Accordingly, efforts to balance the budget may have to be extended beyond the 2020 general elections, stretching to 2023, said the London-based research group, resulting in increased borrowing costs and continued austerity policies.
“Weak economic growth will hold back the deficit-reduction program over the coming years,” said CEBR economist Scott Corfe in an email to Bloomberg. “The deficit-reduction program will stretch into not just the next parliament, but into the one after that,” Corfe added.
“[Subsequently] It will be almost impossible for the UK to maintain its triple-A status in the light of this forecast,” noted CEBR chief economist Douglas Mc-Williams, according to the Daily Mail.
After coming to power in May 2010, U.K. Chancellor George Osborne pledged to eradicate the budget deficit within five years, though he was forced to revise the forecast until 2018 last month. Additionally, in its 2010 election manifesto, the coalition government had promised to “safeguard Britain’s credit rating with a credible plan to eliminate the bulk of the structural deficit over a parliament.”

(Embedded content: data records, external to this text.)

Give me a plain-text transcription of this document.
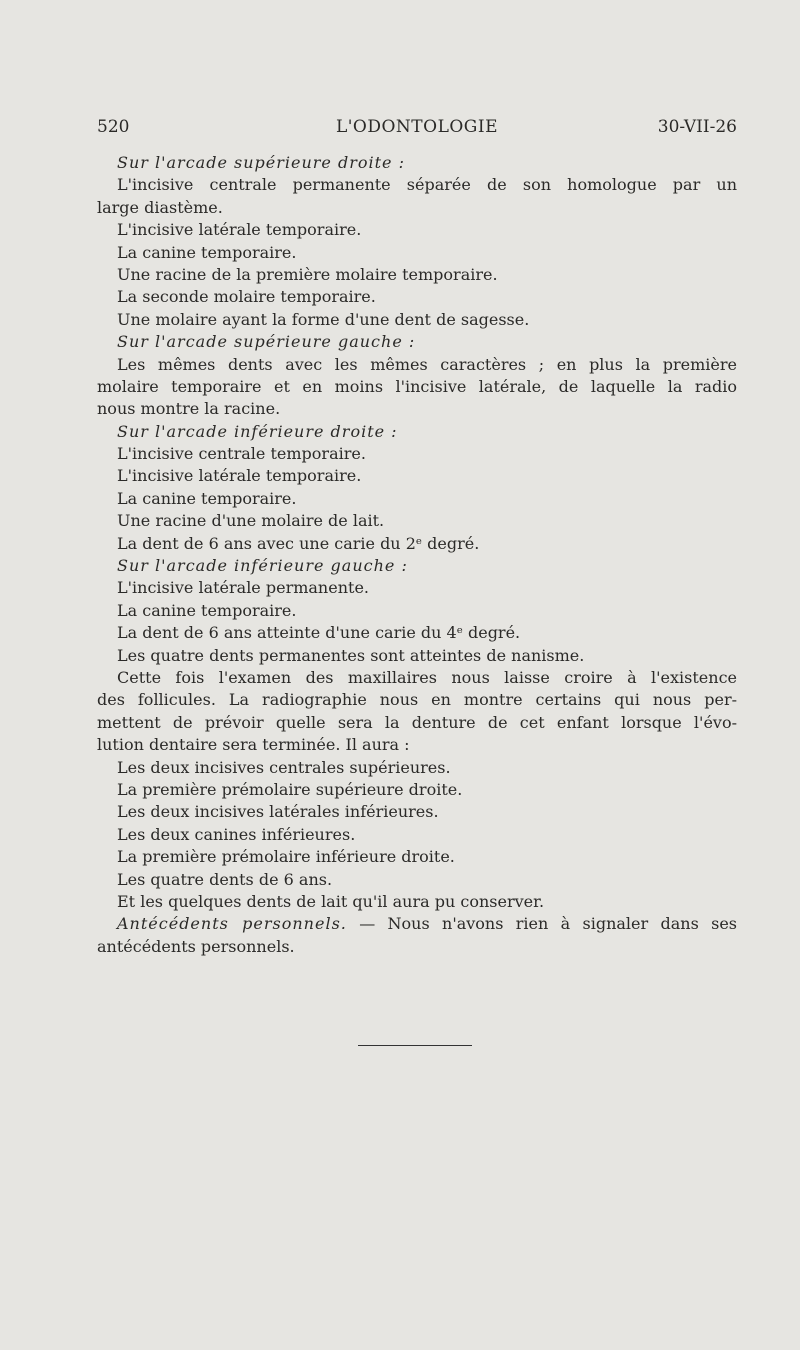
520	L'ODONTOLOGIE	30-VII-26
Sur l'arcade supérieure droite :
L'incisive centrale permanente séparée de son homologue par un
large diastème.
L'incisive latérale temporaire.
La canine temporaire.
Une racine de la première molaire temporaire.
La seconde molaire temporaire.
Une molaire ayant la forme d'une dent de sagesse.
Sur l'arcade supérieure gauche :
Les mêmes dents avec les mêmes caractères ; en plus la première
molaire temporaire et en moins l'incisive latérale, de laquelle la radio
nous montre la racine.
Sur l'arcade inférieure droite :
L'incisive centrale temporaire.
L'incisive latérale temporaire.
La canine temporaire.
Une racine d'une molaire de lait.
La dent de 6 ans avec une carie du 2ᵉ degré.
Sur l'arcade inférieure gauche :
L'incisive latérale permanente.
La canine temporaire.
La dent de 6 ans atteinte d'une carie du 4ᵉ degré.
Les quatre dents permanentes sont atteintes de nanisme.
Cette fois l'examen des maxillaires nous laisse croire à l'existence
des follicules. La radiographie nous en montre certains qui nous per-
mettent de prévoir quelle sera la denture de cet enfant lorsque l'évo-
lution dentaire sera terminée. Il aura :
Les deux incisives centrales supérieures.
La première prémolaire supérieure droite.
Les deux incisives latérales inférieures.
Les deux canines inférieures.
La première prémolaire inférieure droite.
Les quatre dents de 6 ans.
Et les quelques dents de lait qu'il aura pu conserver.
Antécédents personnels. — Nous n'avons rien à signaler dans ses
antécédents personnels.
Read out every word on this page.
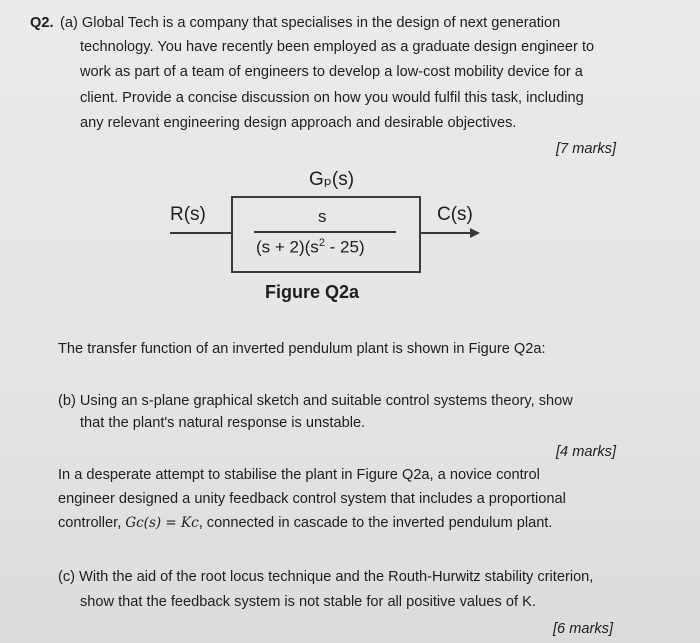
Q2. (a) Global Tech is a company that specialises in the design of next generation
technology. You have recently been employed as a graduate design engineer to
work as part of a team of engineers to develop a low-cost mobility device for a
client. Provide a concise discussion on how you would fulfil this task, including
any relevant engineering design approach and desirable objectives.
[7 marks]
Gₚ(s)
R(s)	C(s)
s
$(s + 2)(s^2 - 25)$
Figure Q2a
The transfer function of an inverted pendulum plant is shown in Figure Q2a:
(b) Using an s-plane graphical sketch and suitable control systems theory, show
that the plant's natural response is unstable.
[4 marks]
In a desperate attempt to stabilise the plant in Figure Q2a, a novice control
engineer designed a unity feedback control system that includes a proportional
controller, Gc(s) = Kc, connected in cascade to the inverted pendulum plant.
(c) With the aid of the root locus technique and the Routh-Hurwitz stability criterion,
show that the feedback system is not stable for all positive values of K.
[6 marks]
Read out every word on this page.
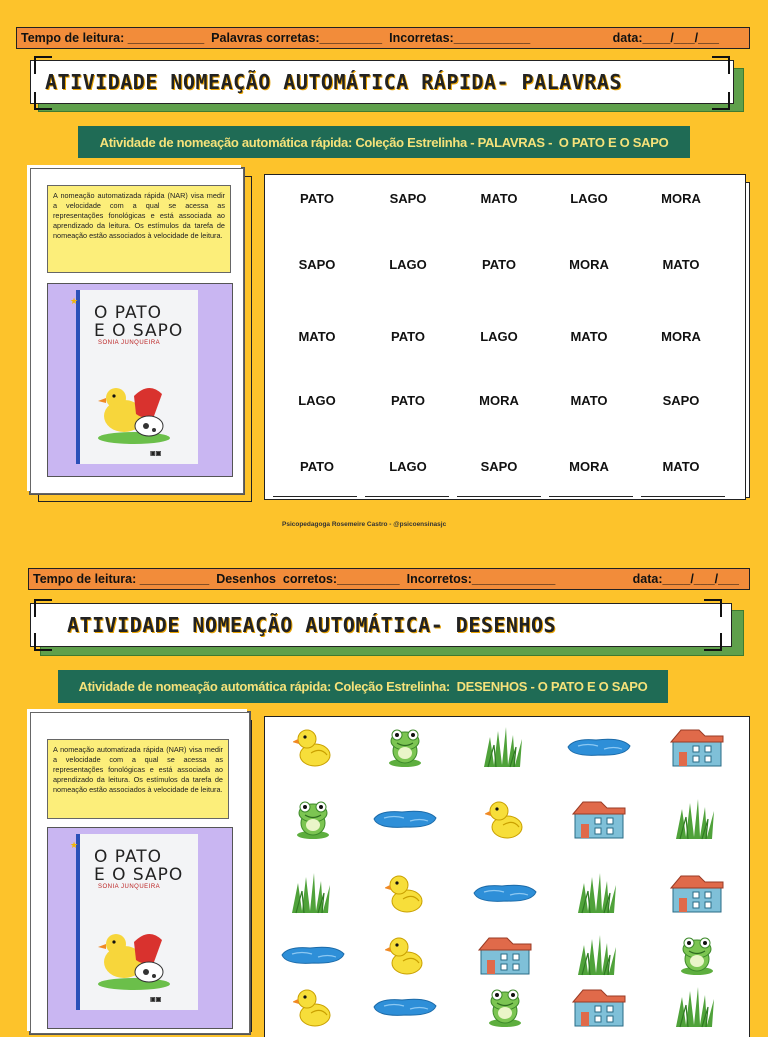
Tempo de leitura: ___________
Palavras corretas:_________
Incorretas:___________	data:____/___/___
ATIVIDADE NOMEAÇÃO AUTOMÁTICA RÁPIDA- PALAVRAS
Atividade de nomeação automática rápida: Coleção Estrelinha - PALAVRAS -  O PATO E O SAPO
A nomeação automatizada rápida (NAR) visa medir a velocidade com a qual se acessa as representações fonológicas e está associada ao aprendizado da leitura. Os estímulos da tarefa de nomeação estão associados à velocidade de leitura.
O PATO
E O SAPO
SONIA JUNQUEIRA
▣▣
★
PATO	SAPO	MATO	LAGO	MORA
SAPO	LAGO	PATO	MORA	MATO
MATO	PATO	LAGO	MATO	MORA
LAGO	PATO	MORA	MATO	SAPO
PATO	LAGO	SAPO	MORA	MATO
Psicopedagoga Rosemeire Castro - @psicoensinasjc
Tempo de leitura: __________
Desenhos  corretos:_________
Incorretos:____________	data:____/___/___
ATIVIDADE NOMEAÇÃO AUTOMÁTICA- DESENHOS
Atividade de nomeação automática rápida: Coleção Estrelinha:  DESENHOS - O PATO E O SAPO
A nomeação automatizada rápida (NAR) visa medir a velocidade com a qual se acessa as representações fonológicas e está associada ao aprendizado da leitura. Os estímulos da tarefa de nomeação estão associados à velocidade de leitura.
O PATO
E O SAPO
SONIA JUNQUEIRA
▣▣
★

The CEBR forecast as such comes as a devastating blow for the government who have had to backtrack on numerous economic promises. CEBR blamed the government’s failure to cut public spending - which grew by 2.8 percent in 2012 – as one of the primary shortcomings.
“There seems to have been a setback in reducing public spending despite alleged austerity,’ said Corfe to the Daily Mail, highlighting that 2013 growth forecast figures 0.5 percent was “likely to be the new normal”.
Standard & Poor’s, Moody’s and Fitch have all put the U.K.’s AAA rating on ‘negative outlook’ with a downgrade widely expected this year.
Ross Walker, an economist at Royal Bank of Scotland, said: ‘I would be surprised if all three of the main ratings agencies had the UK as AAA by this time next year.’